Python efficiency: lists vs. tuples

2020-07-09 02:33发布

问题:

I have a medium-amount of base objects.

These base objects will be put in collections, and these collections will be munged around: sorted, truncated, etc.

Unfortunately, the n is large enough that memory consumption is slightly worrisome, and speed is getting concerning.

My understanding is that tuples are slightly more memory-efficient, since they are deduplicated.

Anyway, I would like to know what the cpu/memory tradeoffs of lists vs. tuples are in Python 2.6/2.7.

回答1:

If you have a tuple and a list with the same elements, the tuple takes less space. Since tuples are immutable, you can't sort them, add to them, etc. I recommend watching this talk by Alex Gaynor for a quick intro on when to choose what datastructure in Python.

UPDATE: Thinking about it some more, you may want to look into optimizing the space usage of your objects, e.g., via __slots__ or using namedtuple instances as proxies instead of the actual objects. This would likely lead to much bigger savings, since you have N of them and (presumbaly) only a few collections in which they appear. namedtuple in particular is super awesome; check out Raymond Hettinger's talk.



回答2:

As others mentioned tuples are immutable. Sorting a tuple (e.g. sorted(mytuple)) returns a list, which you would then have to cast back to a tuple.

To sort a tuple (and keep it a tuple) you'd have to do this:

mytuple = (3,2,1)
mysortedtuple = tuple(sorted(mytuple))

To sort a list you'd have to do this:

mylist = [3,2,1]
mylist.sort()

Because you're not casting and re-casting, the latter, in this instance, is more efficient.

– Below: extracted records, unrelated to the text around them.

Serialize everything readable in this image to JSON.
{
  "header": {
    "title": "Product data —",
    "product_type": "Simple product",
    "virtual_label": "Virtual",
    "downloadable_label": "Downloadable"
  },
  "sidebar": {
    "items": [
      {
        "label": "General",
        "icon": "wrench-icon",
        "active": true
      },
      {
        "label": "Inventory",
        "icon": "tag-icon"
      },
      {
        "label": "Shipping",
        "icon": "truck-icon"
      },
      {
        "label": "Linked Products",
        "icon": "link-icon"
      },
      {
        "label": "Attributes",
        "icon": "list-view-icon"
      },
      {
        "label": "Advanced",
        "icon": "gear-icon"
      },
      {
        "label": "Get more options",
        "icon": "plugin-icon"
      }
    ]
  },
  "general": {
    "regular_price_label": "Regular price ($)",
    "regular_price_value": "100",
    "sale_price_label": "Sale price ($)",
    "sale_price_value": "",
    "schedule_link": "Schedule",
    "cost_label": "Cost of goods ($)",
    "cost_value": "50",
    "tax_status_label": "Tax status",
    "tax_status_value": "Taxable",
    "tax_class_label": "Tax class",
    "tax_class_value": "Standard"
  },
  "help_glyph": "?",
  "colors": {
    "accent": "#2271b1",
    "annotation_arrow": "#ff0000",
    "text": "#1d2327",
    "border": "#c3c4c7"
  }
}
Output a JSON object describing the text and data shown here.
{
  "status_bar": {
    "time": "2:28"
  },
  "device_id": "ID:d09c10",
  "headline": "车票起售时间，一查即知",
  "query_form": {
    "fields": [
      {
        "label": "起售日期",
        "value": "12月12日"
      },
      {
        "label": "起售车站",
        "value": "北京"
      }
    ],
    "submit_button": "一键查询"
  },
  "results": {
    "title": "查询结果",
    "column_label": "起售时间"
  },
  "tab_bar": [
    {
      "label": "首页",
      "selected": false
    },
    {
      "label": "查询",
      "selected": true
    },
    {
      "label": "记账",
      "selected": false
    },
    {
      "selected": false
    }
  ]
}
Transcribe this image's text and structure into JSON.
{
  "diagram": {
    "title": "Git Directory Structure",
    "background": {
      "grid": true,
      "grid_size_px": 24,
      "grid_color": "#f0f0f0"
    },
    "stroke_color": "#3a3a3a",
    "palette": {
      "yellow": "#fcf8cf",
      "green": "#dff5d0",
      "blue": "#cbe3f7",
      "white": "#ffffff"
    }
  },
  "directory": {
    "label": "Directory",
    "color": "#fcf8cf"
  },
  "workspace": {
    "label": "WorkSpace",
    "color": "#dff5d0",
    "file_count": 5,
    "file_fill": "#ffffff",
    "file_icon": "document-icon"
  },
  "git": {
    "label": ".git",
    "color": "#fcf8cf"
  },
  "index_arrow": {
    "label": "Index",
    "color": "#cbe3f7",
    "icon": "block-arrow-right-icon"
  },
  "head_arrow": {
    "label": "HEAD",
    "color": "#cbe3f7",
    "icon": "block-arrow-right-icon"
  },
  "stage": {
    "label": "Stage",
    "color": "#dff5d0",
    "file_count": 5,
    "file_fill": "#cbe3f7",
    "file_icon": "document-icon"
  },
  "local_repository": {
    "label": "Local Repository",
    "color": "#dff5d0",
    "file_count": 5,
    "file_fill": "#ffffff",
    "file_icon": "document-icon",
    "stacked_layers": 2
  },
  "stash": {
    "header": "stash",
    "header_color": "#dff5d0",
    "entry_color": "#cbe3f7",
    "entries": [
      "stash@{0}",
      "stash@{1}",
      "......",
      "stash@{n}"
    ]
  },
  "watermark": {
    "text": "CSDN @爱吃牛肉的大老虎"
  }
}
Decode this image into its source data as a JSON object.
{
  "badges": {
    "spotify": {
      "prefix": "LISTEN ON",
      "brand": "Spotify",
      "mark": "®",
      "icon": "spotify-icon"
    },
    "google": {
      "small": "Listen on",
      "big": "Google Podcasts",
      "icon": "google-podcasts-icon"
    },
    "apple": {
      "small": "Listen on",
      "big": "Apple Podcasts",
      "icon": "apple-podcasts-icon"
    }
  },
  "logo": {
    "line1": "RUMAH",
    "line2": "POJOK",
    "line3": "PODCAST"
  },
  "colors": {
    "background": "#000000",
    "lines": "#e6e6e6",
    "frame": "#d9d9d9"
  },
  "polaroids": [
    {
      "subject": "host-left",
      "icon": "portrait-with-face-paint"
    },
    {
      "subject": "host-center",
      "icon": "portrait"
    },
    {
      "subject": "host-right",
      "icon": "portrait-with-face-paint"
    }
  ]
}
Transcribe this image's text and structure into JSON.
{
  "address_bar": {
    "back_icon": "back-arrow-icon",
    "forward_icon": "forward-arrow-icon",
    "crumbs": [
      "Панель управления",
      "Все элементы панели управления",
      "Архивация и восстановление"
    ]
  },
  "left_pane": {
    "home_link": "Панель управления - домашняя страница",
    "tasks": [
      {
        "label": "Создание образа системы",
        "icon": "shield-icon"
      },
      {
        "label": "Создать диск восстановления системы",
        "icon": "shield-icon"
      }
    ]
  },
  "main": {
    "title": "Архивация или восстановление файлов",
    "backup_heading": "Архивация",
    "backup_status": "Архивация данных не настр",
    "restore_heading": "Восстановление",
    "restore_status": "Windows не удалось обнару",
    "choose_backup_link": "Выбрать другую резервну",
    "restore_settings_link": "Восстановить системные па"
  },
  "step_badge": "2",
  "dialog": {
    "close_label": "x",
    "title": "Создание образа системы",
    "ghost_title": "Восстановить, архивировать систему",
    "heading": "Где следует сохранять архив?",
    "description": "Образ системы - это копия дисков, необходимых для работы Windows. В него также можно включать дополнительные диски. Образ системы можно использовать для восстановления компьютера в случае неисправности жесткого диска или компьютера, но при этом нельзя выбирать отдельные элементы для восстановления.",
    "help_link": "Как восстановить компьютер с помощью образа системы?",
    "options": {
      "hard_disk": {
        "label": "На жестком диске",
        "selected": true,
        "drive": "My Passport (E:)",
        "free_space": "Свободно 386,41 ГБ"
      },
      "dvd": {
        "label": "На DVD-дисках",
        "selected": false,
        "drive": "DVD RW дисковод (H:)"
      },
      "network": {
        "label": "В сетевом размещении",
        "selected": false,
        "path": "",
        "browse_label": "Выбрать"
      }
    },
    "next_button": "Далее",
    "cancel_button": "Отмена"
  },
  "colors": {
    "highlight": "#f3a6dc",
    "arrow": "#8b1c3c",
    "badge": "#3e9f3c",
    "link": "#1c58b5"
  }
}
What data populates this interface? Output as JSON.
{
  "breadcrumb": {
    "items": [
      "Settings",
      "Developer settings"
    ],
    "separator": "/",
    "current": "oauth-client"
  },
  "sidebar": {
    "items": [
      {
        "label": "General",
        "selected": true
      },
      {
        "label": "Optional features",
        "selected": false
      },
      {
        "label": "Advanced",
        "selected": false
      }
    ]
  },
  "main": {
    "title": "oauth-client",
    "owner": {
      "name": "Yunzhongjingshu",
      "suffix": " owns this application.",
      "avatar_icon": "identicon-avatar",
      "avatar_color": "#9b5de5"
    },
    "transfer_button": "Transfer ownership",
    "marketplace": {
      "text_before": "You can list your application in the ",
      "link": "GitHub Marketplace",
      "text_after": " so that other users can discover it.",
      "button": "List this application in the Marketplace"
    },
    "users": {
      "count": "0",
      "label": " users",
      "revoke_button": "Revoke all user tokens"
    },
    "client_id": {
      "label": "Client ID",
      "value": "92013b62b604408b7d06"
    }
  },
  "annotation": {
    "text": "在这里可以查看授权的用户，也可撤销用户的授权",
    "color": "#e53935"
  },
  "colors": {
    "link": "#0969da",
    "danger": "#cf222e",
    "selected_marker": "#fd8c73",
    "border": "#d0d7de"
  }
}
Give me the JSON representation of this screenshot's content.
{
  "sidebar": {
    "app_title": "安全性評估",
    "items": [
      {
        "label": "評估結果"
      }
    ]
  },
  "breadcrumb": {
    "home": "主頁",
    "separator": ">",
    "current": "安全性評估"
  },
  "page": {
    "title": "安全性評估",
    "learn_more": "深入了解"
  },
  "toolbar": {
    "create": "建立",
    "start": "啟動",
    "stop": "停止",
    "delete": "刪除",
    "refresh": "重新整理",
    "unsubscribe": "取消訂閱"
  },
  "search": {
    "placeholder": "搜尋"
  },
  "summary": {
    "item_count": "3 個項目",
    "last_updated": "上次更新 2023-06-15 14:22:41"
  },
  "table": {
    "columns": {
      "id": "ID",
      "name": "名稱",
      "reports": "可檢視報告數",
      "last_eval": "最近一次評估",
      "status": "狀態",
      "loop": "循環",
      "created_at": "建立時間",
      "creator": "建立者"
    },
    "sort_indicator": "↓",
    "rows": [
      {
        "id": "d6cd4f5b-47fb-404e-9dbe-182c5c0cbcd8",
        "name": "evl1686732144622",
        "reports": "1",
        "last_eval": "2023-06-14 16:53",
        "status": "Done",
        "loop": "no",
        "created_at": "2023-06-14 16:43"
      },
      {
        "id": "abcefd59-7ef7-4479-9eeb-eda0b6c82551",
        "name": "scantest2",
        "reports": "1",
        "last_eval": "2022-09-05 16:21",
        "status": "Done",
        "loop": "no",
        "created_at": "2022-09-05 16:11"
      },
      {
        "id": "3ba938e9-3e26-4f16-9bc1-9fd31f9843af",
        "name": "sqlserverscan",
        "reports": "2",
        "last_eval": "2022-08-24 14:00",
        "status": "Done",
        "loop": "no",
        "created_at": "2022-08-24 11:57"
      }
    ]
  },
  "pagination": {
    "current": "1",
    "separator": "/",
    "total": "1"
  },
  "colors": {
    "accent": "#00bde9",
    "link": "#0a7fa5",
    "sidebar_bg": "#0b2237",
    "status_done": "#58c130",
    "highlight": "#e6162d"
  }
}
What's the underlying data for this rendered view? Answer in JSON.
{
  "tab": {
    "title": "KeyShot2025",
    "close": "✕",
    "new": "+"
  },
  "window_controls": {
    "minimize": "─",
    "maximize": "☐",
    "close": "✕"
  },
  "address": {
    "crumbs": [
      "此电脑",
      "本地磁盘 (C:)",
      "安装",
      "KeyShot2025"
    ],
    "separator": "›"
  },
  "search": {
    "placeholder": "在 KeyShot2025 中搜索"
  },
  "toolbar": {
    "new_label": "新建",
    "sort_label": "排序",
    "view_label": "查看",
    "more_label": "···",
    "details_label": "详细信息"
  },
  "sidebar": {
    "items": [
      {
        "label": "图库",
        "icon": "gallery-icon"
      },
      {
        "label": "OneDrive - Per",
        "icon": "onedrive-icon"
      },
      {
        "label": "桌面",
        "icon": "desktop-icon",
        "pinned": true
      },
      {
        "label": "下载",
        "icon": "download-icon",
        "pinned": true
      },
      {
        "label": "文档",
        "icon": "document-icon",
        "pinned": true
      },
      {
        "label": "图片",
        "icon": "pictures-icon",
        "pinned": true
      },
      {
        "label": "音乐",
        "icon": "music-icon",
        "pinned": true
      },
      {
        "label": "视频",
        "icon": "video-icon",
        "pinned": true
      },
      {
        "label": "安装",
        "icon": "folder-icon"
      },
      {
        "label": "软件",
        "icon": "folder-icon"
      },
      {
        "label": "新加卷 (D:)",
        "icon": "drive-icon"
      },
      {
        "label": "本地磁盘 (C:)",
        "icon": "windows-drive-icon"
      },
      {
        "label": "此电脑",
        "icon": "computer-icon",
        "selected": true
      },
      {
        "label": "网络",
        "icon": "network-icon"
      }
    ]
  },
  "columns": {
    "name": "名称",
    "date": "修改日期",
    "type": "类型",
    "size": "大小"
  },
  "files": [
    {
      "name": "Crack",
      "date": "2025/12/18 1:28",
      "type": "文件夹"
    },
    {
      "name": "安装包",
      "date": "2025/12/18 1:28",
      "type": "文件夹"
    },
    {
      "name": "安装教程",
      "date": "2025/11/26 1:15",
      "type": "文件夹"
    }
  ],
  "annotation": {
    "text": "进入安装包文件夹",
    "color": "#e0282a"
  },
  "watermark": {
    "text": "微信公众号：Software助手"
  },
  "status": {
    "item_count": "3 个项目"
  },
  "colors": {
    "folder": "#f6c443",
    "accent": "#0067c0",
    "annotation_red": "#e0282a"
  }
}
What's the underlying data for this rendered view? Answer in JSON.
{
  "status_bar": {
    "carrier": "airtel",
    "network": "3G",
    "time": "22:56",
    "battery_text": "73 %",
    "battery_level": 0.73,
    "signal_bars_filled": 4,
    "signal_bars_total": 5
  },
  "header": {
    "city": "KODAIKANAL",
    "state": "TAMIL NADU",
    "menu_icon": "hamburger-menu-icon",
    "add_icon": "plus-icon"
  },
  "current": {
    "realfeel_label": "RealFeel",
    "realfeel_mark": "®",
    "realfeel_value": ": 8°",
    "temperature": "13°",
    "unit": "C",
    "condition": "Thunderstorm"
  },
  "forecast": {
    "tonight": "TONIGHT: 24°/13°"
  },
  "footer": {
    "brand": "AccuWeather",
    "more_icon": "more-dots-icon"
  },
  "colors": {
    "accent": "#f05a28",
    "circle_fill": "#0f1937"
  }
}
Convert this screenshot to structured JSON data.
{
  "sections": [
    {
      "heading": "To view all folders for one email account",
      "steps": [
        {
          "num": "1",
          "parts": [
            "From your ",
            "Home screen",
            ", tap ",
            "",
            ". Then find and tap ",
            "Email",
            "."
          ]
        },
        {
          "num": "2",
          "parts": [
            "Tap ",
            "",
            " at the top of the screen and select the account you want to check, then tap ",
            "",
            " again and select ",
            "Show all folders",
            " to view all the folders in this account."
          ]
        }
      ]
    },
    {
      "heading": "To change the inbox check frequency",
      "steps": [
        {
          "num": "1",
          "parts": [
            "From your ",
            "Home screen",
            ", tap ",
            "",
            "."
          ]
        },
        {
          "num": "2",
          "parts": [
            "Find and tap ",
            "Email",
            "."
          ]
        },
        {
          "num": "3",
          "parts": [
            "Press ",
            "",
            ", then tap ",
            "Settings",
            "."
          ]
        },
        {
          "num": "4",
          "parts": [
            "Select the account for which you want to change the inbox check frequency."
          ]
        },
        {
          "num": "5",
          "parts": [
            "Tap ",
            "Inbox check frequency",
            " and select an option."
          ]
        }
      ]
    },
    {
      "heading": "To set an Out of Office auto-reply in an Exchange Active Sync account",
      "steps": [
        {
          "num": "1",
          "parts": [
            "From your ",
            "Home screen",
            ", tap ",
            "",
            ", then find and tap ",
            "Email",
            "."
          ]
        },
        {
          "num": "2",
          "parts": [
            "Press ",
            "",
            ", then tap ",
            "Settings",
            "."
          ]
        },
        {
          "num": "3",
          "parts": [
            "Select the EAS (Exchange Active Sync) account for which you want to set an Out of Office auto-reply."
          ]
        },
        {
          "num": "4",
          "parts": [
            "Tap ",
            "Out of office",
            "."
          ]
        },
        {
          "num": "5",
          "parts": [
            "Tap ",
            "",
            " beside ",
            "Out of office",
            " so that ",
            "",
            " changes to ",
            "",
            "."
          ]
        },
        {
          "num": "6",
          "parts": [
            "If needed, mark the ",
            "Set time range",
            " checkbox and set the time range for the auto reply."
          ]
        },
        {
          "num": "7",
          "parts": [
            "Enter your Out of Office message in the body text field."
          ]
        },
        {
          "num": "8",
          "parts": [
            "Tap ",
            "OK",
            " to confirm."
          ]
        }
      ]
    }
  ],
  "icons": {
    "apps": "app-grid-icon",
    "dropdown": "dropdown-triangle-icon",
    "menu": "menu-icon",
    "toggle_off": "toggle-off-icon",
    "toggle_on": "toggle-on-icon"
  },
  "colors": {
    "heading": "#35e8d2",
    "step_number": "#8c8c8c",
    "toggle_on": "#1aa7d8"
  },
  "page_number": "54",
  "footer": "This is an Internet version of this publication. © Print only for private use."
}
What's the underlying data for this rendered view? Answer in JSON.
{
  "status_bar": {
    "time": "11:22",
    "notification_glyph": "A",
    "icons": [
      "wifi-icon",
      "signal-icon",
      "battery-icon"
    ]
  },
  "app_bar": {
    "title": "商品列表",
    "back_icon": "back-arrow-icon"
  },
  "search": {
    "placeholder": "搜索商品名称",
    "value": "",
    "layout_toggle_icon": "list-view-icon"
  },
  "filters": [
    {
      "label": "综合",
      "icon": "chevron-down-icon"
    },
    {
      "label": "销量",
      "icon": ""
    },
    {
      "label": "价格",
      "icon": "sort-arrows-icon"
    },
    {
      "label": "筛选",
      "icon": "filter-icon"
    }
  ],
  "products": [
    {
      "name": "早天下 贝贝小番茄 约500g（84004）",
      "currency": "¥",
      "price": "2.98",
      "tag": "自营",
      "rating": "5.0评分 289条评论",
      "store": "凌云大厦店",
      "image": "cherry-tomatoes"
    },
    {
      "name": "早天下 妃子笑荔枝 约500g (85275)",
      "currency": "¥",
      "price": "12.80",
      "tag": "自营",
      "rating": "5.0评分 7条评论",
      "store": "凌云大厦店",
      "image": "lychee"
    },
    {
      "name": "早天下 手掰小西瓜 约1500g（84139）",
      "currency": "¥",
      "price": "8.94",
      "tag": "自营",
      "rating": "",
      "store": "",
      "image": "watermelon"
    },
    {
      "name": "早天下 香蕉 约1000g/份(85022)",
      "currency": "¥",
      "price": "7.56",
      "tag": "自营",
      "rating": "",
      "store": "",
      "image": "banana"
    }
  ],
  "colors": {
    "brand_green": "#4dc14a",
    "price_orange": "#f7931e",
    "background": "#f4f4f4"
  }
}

Don't get hung up on using tuples over lists unless you have a good justification. If you need sorted data, tuples are not the way to go unless they are created that way in the first place. Tuples excel when the data they contain DOES NOT CHANGE, such as with configuration settings that are loaded at run-time, or data that has already been processed.

Considering that you mentioned you are processing a large dataset, you might want to look at using a functional programming style by way of generators and iterators over lists and tuples. This way you're not shuttling around and creating new containers, but just chaining iteration operations to get to the end result.

Further reading:

  • Python's itertools
  • Python functional programming HOWTO


回答3:

What is the (average, min, max) number of base objects in a collection?

Tuples are "deduplicated" and lists are not? What do you think that "deduplicated" means in this context?

Lists do take up more memory than tuples, because extra memory is allocated on the presumption that a list is going to grow and you definitely don't want to realloc() memory each time you do large_list.append(). However on a 32-bit machine, the amortised cost of an extra list element is 4 bytes for a pointer, N bytes for the element itself, and no more than another 4 bytes for the extra memory. N is 16 bytes for a float. That means a list of floats takes up to 24 bytes per extra float, compared with 20 bytes for a tuple. A "base object" with N==100 gives a comparison of 108 versus 104. If a based object is referred to in two collections, then 58 versus 54. How big is your N?

Advice: Leave your collections as lists. Concentrate on:

  • ensuring your base objects are memory-efficient

  • use generators and itertools goodies instead of temporary lists where possible

  • if you can't avoid having temporary lists, ensure that they are thrown away immmediately they are not needed any more i.e. don't wait till the creating method returns; use explicit del as soon as possible.



回答4:

In addition to all these suggestions, you may find that numpy will fill your needs. If your objects are something that numpy handles by default (ints, native C types, etc) then that would be ideal. You can use a numpy array with custom objects as well, but that might be more work than it's worth.



回答5:

You can't use them the same way. Tuples are immutable and don't support appending, sorting, etc (calling sorted on a tuple yields a list, and so on). Tuples are totally different from lists, so any performance comparison is meaningless.



回答6:

You cannot sort an immutable object - i.e. when sorting a tuple you'll always create a new one.



回答7:

There are at least two existing questions that are similar enough to yours that the answers (or links within them) may be useful to you. To summarize: let the features of the type (mutable vs. immutable, heterogeneous vs. homogeneous) rather than performance guide your decision, because the performance/efficiency differences are minimal.

What's the difference between list and tuples in Python?
What are differences between List, Dictionary and Tuple in Python?